Introduction: Ex vivo gene therapy targeting blood cells is a promising approach for the treatment of hematological malignancies and inherited genetic disorders. In particular, hematopoietic stem cells (HSCs) are considered an optimal source for ex vivo gene therapy in lysosomal storage diseases (LSDs), which are inherited monogenic disorders. We have previously demonstrated that HSC gene therapy (HSC-GT) can ameliorate systemic pathological phenotypes in murine models of several LSDs.
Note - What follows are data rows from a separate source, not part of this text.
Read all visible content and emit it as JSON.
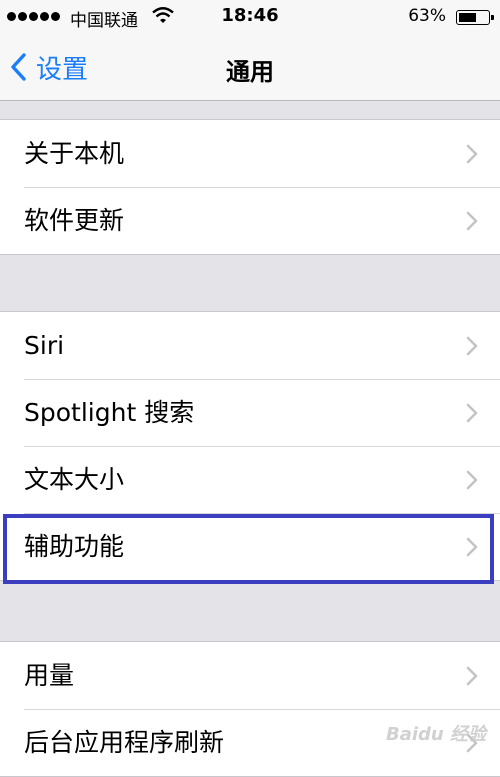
{
  "status_bar": {
    "carrier": "中国联通",
    "time": "18:46",
    "battery": "63%",
    "battery_level": 0.63,
    "signal_icon": "signal-dots-icon",
    "wifi_icon": "wifi-icon"
  },
  "nav": {
    "back_label": "设置",
    "title": "通用",
    "back_icon": "chevron-left-icon"
  },
  "groups": [
    {
      "items": [
        {
          "label": "关于本机"
        },
        {
          "label": "软件更新"
        }
      ]
    },
    {
      "items": [
        {
          "label": "Siri"
        },
        {
          "label": "Spotlight 搜索"
        },
        {
          "label": "文本大小"
        },
        {
          "label": "辅助功能",
          "highlighted": true
        }
      ]
    },
    {
      "items": [
        {
          "label": "用量"
        },
        {
          "label": "后台应用程序刷新"
        }
      ]
    }
  ],
  "colors": {
    "accent": "#1a7efb",
    "highlight_border": "#3b3fbf",
    "background": "#e4e4e8"
  },
  "watermark": "Baidu 经验"
}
To advance the clinical application of HSC-GT for LSDs, we focused on the automated manufacturing of gene-modified CD34+ cells and developed the production process of the HSC using a closed system.

Methods: We utilized the CliniMACS Prodigy system, which enables automated cell isolation, culture, and gene transduction within a closed environment. The KG1a and K562 leukemic cell lines, which are CD34+ and CD34- respectively, were used to assess the cell manufacturing process. Lentiviral vectors encoding green fluorescent protein were employed to analyze gene transduction efficiency. Additionally, peripheral blood mononuclear cells (PBMC) were used to evaluate the impact of manufacturing duration on the yield of primitive HSCs using the above automated cell manufacturing system.

Results: To assess the cell manufacturing process, a mixture of KG1a and K562 cells was processed for CD34+ cell isolation and subsequent gene transduction. The proportion of isolated cells closely reflected the initial ratio of KG1a cells in the input mixture. The isolated population exhibited high CD34 expression and viability rate. Flow cytometric analysis revealed that the majority of isolated cells were green fluorescence-positive. Quantitative PCR analysis confirmed that the vector copy number remained below five copies per cell in the isolated population. Furthermore, PBMC-based trials demonstrated that a higher proportion of primitive HSCs was retained during short-term manufacturing compared to extended production periods.

Conclusion: We developed a manufacturing process for gene-modified HSCs using a closed system. This automated cell manufacturing approach has the potential to provide a consistent quality product for the clinical development of HSC-GT in LSDs.